As a whole, Canada won't be able to do that. As a number of the speakers have said, it's just too late. Using the figures of the previous government from their green report, our emissions gap was estimated at 240 megatonnes in 2002. Then they talk about how the economy has increased. The emissions gap is more likely in the range of 270 megatonnes and could be greater. It probably has increased since then.
So it's not really economics; it's just simple mathematics. We have at least a 270-megatonne gap. The cost is $20 a tonne. In the short time still available, we aren't going to be able to address this, other than by going to credits.
There will be some sectors, such as ours and manufacturing, and some provinces, such as Quebec, that will achieve the Kyoto targets. But as an economy, as a country as a whole, we won't. We will have to send billions of dollars abroad, and that's not good for the economy.
What we're arguing for is the recognition that we're going to do a lot better, if we can recognize that our improvement in environmental performance is tied to new investment. I think the chart, which we tabled, shows that.
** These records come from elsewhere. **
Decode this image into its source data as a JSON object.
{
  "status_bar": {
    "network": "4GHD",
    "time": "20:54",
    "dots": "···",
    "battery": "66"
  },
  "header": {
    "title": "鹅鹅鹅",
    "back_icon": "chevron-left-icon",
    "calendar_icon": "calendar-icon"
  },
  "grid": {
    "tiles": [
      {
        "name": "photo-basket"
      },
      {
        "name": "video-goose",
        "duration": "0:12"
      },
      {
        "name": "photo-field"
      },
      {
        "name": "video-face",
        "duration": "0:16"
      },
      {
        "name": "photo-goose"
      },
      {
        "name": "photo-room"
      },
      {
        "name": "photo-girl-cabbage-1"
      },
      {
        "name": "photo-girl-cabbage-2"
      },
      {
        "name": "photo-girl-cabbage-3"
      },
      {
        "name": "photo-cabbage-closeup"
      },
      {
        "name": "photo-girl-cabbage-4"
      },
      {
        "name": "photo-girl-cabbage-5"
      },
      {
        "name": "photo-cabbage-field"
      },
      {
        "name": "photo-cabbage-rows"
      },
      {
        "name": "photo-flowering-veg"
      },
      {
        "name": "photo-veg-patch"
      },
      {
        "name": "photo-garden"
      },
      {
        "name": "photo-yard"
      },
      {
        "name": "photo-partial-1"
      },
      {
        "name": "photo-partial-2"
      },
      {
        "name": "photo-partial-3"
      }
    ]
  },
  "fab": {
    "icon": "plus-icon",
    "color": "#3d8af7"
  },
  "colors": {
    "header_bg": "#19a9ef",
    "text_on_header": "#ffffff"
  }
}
There aren't that many things the Canadian government can do to attract investment here instead of elsewhere. We can't do too much about the dollar, and certainly we can't do too much about what's happening in the Middle East, China, or India. But one thing the government could do, which we hope all parties would support, would be to improve capital cost allowance provisions. This would be something that money could be used to invest in, that would be returned later in taxes, and that would get us the kind of new investment that would help improve our performance.
Over the medium and long term, this will drive intensity improvements that can probably reach reductions and absolute reductions. Our sector's experience shows this.
But as a lot of the people have said, it's short, medium, and long term. In the short term, it's just too late, unless we send all this money abroad, which doesn't make sense.